Francis Bacon’s Study for Portrait of Lucian Freud will go on sale at Sotheby’s London tomorrow, June 29, and is expected to fetch over £35 million.
The 1964 work is a portrait of Bacon’s friend and contemporary, Lucian Freud. It has been in the same private European collection for 40 years, but is set to be sold at Sotheby’s British Art: The Jubilee Auction, taking place tomorrow.
The considerable excitement about this piece is understandable. In 2013, a triptych by Bacon titled the ‘Three Studies of Lucian Freud’ and dating back to 1969, garnered a whopping $142.4m price tag at Christie’s in New York. At the time, it was the most expensive work of art ever sold at auction.
Freud and Bacon’s relationship was incredibly close, but often complicated. It began in 1944, after fellow painter Graham Sutherland brought them together. Art folklore dictates that the two artists saw each other almost every day for 25 years, acting as each other’s muse. On Freud’s bedroom wall, he reportedly hung Two Figures, a 1953 work by Bacon, known to be one of his darkest. It showed two men wrestling on a bed in a sadomasochistic pose.
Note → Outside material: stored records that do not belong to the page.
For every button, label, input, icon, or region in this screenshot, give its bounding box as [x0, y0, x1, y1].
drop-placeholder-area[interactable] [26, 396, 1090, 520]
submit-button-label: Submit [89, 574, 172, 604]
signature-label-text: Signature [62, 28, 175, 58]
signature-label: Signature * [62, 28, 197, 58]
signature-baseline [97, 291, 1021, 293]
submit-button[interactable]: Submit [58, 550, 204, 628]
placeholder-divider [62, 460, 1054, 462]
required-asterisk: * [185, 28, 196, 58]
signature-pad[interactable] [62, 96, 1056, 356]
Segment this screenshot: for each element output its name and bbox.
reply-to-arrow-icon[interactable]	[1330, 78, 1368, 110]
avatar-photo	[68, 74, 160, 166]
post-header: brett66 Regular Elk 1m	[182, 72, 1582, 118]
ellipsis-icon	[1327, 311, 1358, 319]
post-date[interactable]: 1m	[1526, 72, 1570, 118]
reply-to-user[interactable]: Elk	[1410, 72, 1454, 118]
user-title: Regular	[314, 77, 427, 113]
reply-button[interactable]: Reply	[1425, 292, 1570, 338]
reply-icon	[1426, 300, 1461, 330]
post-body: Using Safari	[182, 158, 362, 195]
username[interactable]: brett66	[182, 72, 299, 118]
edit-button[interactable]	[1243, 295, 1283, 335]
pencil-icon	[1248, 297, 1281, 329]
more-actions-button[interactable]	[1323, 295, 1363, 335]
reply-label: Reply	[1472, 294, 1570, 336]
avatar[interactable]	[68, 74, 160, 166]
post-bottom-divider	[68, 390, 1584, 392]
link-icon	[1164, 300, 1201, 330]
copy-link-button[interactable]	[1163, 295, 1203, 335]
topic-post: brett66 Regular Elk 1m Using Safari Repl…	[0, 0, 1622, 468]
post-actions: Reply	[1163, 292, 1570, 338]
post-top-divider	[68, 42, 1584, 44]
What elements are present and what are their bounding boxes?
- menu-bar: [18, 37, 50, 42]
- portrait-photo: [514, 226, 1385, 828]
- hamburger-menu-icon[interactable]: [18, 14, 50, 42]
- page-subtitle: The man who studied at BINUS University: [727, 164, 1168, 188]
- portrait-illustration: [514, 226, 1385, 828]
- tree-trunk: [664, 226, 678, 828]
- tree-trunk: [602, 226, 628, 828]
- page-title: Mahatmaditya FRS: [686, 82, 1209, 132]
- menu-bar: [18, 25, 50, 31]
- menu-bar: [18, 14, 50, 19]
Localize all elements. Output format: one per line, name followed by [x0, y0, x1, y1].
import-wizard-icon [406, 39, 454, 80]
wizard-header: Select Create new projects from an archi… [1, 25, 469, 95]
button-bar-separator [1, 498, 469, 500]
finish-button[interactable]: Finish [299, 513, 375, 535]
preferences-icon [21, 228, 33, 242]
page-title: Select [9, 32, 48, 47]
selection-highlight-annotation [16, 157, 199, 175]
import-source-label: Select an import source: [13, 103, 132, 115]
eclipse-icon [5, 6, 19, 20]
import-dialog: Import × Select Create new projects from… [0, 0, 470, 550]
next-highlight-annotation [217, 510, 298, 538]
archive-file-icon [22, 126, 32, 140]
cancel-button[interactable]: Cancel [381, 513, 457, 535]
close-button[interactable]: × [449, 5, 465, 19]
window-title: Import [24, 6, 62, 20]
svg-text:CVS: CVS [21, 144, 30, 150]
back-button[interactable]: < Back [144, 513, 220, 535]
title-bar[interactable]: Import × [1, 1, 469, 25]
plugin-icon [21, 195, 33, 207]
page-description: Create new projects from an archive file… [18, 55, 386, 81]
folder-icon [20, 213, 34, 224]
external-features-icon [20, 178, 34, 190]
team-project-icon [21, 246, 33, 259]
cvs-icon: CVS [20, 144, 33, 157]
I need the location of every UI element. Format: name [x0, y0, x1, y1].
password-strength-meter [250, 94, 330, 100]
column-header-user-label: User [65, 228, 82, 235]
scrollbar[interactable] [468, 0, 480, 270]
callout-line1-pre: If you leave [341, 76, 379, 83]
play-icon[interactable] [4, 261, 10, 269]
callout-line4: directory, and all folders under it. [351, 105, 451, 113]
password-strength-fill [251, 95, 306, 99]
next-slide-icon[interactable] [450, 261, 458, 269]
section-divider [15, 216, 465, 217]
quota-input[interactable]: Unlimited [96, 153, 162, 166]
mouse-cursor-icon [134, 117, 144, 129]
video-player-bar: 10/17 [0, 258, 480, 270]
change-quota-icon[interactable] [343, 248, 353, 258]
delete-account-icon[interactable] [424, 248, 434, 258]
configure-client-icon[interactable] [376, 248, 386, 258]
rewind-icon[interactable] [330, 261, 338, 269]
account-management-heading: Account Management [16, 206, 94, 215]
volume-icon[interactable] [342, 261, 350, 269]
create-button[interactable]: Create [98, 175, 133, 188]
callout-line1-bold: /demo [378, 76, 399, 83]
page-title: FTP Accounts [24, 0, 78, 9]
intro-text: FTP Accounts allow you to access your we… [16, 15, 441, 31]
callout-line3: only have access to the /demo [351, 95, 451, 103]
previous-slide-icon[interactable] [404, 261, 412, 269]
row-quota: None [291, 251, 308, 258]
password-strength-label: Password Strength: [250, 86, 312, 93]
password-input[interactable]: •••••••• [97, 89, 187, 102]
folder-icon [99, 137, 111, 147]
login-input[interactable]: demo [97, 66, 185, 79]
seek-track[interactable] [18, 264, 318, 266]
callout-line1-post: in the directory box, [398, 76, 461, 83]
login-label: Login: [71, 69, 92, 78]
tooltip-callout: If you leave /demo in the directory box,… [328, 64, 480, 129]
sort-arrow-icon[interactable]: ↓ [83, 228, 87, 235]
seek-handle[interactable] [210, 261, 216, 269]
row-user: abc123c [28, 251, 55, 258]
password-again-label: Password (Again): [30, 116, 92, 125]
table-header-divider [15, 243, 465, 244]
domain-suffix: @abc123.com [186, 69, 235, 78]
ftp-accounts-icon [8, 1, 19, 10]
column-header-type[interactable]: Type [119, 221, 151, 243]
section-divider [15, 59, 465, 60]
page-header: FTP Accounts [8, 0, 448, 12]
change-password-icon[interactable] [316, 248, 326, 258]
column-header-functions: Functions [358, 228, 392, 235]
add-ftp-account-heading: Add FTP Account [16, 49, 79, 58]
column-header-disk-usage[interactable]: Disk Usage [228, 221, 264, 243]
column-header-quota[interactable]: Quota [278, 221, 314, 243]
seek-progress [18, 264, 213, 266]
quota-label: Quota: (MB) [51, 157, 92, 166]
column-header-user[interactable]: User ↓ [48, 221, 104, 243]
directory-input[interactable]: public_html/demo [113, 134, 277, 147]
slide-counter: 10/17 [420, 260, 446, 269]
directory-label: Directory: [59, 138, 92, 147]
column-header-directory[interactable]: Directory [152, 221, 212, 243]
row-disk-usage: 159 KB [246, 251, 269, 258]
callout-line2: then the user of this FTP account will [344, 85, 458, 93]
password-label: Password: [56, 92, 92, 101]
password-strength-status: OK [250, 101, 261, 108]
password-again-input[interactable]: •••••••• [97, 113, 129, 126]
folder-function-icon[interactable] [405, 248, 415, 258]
In later life, however, the two men fell out, finding each other’s contemporary work ‘ghastly’.
Speaking about the Study for Portrait of Lucian Freud coming to auction, Tom Eddison, senior director of Contemporary Art at Sotheby’s, said: “It is hard to think of two greater artists whose lives and works are so interwoven into the fabric of our consciousness than Francis Bacon and Lucian Freud. At the same time both muses and critics for each other, it was their friendship, respect, rivalry and deep infatuation with one another, which ultimately fuelled their unequivocal artistic talents.”
It is believed that Bacon used photographs taken by the late John Deakin as source material for the 1964 work.